Here's an example using Matlab (which I have not tested). It is incredibly slow, probably due to my inefficient Matlab coding style.

 im = imread('image.jpg');
 im = uint32(imresize(im, [256 192]));
 im_out = zeros(1, 256*192, 'uint32');

 for J = 1:192,
   J
   for I = 1:256,
     red = bitsrl(im(I, J, 1), 2);
     green = bitsll( bitsrl(im(I, J, 2), 2), 6);
     blue = bitsll( bitsrl(im(I, J, 3), 2), 12);
     im_out( 1 + (I-1) + (J-1)*256) = red+green+blue;
   end
 end

 outfile = fopen('coefile.coe', 'w');
 fprintf(outfile, 'memory_initialization_radix=16;\r\n');
 fprintf(outfile, 'memory_initialization_vector=');
 for I = 1:49152,
   fprintf(outfile, '%x,\r\n', im_out(I));
 end
 fclose(outfile);

Please note that these write the image into BGR format (within the 18-bit BRAM word) rather than RGB. It doesn't really matter which order you use, as long as the output of your BRAM is hooked up to the appropriate signals, unless you want the colours to be swapped.

Re-open the BRAM core you generated and selected the new .coe file, then re-generate the core.

Connecting to vtc_demo.v

In vtc_demo.v you can now replace the hdcolorbar instantiation with image_gen directly.

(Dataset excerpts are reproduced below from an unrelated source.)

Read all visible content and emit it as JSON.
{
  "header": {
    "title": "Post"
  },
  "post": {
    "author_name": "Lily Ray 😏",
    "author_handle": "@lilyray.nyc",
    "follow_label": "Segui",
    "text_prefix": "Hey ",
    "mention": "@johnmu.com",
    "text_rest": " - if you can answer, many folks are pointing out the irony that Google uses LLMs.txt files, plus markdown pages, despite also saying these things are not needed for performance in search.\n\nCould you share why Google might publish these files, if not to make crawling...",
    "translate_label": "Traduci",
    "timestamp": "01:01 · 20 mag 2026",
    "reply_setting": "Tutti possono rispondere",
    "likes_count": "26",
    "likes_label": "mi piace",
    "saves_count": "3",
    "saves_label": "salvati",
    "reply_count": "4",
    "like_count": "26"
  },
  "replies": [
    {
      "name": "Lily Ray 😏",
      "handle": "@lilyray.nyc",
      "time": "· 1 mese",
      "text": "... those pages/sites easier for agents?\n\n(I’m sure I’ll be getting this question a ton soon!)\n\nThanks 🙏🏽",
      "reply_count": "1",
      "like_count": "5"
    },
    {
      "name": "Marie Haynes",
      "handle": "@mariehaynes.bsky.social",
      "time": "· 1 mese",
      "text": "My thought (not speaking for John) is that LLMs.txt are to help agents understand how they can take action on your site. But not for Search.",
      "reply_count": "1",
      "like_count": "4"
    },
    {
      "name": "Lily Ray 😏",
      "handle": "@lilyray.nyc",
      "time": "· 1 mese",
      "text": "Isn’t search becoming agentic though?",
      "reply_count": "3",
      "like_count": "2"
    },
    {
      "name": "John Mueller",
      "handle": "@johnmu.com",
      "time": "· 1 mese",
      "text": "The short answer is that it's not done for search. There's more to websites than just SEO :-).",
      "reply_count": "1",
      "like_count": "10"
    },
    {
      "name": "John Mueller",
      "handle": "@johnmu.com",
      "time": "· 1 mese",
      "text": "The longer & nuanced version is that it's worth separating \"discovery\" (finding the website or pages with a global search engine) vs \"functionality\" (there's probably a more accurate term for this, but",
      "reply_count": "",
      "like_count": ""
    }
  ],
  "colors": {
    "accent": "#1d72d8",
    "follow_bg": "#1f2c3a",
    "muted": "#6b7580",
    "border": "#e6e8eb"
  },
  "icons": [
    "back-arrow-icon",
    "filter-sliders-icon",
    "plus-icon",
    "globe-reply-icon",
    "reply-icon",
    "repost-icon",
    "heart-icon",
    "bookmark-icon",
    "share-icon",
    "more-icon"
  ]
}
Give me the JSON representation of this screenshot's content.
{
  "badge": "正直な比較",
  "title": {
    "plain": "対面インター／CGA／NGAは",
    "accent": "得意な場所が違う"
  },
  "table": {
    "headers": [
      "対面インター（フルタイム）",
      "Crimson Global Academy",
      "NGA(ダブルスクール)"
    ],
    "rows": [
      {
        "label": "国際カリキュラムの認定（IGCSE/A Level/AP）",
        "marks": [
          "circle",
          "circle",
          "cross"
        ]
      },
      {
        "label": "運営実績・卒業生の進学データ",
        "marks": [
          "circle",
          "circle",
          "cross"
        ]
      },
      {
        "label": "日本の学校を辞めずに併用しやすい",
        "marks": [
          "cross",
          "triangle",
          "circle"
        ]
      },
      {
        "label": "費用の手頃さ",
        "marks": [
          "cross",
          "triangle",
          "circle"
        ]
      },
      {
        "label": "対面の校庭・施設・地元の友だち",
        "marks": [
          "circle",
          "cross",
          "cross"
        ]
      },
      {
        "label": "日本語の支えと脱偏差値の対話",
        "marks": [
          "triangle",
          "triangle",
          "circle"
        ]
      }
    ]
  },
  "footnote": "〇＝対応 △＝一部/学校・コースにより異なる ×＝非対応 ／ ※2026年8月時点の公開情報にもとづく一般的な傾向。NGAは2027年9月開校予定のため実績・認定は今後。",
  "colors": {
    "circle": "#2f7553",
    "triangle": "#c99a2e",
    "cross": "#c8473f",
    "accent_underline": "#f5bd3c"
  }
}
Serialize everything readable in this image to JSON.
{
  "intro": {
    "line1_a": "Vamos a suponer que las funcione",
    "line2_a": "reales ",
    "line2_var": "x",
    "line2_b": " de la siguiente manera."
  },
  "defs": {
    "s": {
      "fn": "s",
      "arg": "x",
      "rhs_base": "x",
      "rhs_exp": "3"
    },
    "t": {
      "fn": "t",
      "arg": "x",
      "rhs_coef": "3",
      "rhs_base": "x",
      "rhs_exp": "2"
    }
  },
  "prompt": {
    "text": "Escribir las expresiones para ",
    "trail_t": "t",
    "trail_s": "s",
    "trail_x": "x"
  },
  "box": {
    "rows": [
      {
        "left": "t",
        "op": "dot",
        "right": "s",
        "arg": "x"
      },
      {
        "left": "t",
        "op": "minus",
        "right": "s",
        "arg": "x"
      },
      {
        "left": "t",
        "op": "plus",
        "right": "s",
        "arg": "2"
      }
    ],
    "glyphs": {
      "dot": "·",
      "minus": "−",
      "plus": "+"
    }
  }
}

I have just commented the hdcolorbar out so that I can swap back quickly.

   //hdcolorbar clrbar(
   image_gen clrbar(
     .i_clk_74M(pclk),
     .i_rst(reset),

The result

This design currently fails to meet timing constraints for some reason, but it does work!

Where to from here

Here are some suggestions for things you could do using this basic design:

Add the ability to upload a new image on the fly, perhaps via USB-serial. This would let you change the image without programming a new bit file. This could be done with a UART (e.g. from Picoblaze), a state machine, and the second port of the BRAM we created. It would be nice to be able to upload a raw RGB image and perform the 8-to-6 bit conversion on the fly, or even to decode simple image formats such as Windows BMP
Create a character generator. Instead of storing complete images in a frame buffer, use a character ROM to store a typeface and a smaller BRAM to store the positions of where characters should appear on the screen.